JC: And perhaps it doesn’t hurt that this Pulitzer Prize winning novel takes its narrator on an around the world trip that includes Paris, Berlin, the Sahara, India and Japan?
DOU: I’m sure they liked reading about all those places. One delightful thing about the book though is that there is very little exoticizing of the locations. This is not Henry James. When the moment in the narrative calls for beauty—there is beauty. Voila!

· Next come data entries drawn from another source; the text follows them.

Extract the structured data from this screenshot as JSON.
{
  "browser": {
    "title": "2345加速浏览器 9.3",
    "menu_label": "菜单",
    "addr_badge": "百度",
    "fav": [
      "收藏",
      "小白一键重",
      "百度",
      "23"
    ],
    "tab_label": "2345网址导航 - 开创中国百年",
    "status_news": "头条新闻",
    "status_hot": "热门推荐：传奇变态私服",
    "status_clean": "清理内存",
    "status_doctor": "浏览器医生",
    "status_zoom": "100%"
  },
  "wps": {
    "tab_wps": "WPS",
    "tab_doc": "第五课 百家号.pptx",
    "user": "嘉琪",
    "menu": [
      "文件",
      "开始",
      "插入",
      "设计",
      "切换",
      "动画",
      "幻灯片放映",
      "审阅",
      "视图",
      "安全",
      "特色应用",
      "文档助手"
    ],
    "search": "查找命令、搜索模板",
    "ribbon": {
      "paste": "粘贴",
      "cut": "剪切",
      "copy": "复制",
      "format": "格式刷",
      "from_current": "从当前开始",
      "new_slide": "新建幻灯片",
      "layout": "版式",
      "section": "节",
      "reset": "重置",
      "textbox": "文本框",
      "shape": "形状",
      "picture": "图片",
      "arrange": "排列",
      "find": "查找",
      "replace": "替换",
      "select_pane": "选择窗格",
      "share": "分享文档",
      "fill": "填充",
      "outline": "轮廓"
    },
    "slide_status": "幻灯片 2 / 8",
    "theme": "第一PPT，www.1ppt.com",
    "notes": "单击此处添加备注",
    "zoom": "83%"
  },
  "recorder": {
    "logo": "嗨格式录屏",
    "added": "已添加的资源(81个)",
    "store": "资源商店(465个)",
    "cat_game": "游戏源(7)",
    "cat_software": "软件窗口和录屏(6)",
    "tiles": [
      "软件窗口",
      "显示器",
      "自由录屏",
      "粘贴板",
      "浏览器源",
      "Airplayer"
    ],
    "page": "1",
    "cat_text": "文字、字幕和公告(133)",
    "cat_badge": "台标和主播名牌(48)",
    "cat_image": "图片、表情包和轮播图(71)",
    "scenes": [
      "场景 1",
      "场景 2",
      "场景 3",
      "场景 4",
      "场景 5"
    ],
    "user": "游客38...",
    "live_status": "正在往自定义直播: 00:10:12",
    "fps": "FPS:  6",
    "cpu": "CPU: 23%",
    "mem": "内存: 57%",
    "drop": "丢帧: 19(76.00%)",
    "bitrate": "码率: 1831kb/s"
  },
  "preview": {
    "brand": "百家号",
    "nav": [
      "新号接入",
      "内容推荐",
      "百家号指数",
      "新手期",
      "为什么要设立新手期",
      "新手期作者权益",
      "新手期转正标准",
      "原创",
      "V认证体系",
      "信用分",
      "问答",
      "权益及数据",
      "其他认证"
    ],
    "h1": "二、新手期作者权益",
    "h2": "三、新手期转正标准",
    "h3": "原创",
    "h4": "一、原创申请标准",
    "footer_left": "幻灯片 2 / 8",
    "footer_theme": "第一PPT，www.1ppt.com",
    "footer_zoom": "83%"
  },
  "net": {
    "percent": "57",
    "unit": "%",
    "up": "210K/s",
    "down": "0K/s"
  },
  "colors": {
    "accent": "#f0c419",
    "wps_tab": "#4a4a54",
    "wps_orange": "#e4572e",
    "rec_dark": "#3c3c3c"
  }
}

But when the moment calls for disappointment in that precise touristy way that makes you feel selfish and ungrateful, as well as disappointed—well, Greer is great at that.
When the Emperor Was Divine by Julie Otsuka
What happened to a lonely Japanese family in the U.S. during World War II? This lyrical portrait, though serious, quiet, and small—the opposite of Beatty’s exuberant prose—speaks to the students’ souls: the father is imprisoned for years, the son loses all he ever knew, the homecoming is unfamiliar and hard.
JC: A Berkeley family suddenly dislocated, the father sent to prison for four years, the mother and two children sent to an internment camp in the Utah desert. Do you think Otsuka’s choice to use a different perspective for each of the five chapters—the mother, the daughter, the son, the homecoming, the father—helps make this first novel so powerful?
DOU: Yes, it is the voice that follows them and unites them. I’ve never read anything like this book. The craft and approach are so unique. It tells the story not only of this family but a whole community, one that the U.S. government decided to break into pieces and hide from sight, in the name of protecting the populace. I think the incarcerated students can relate to that.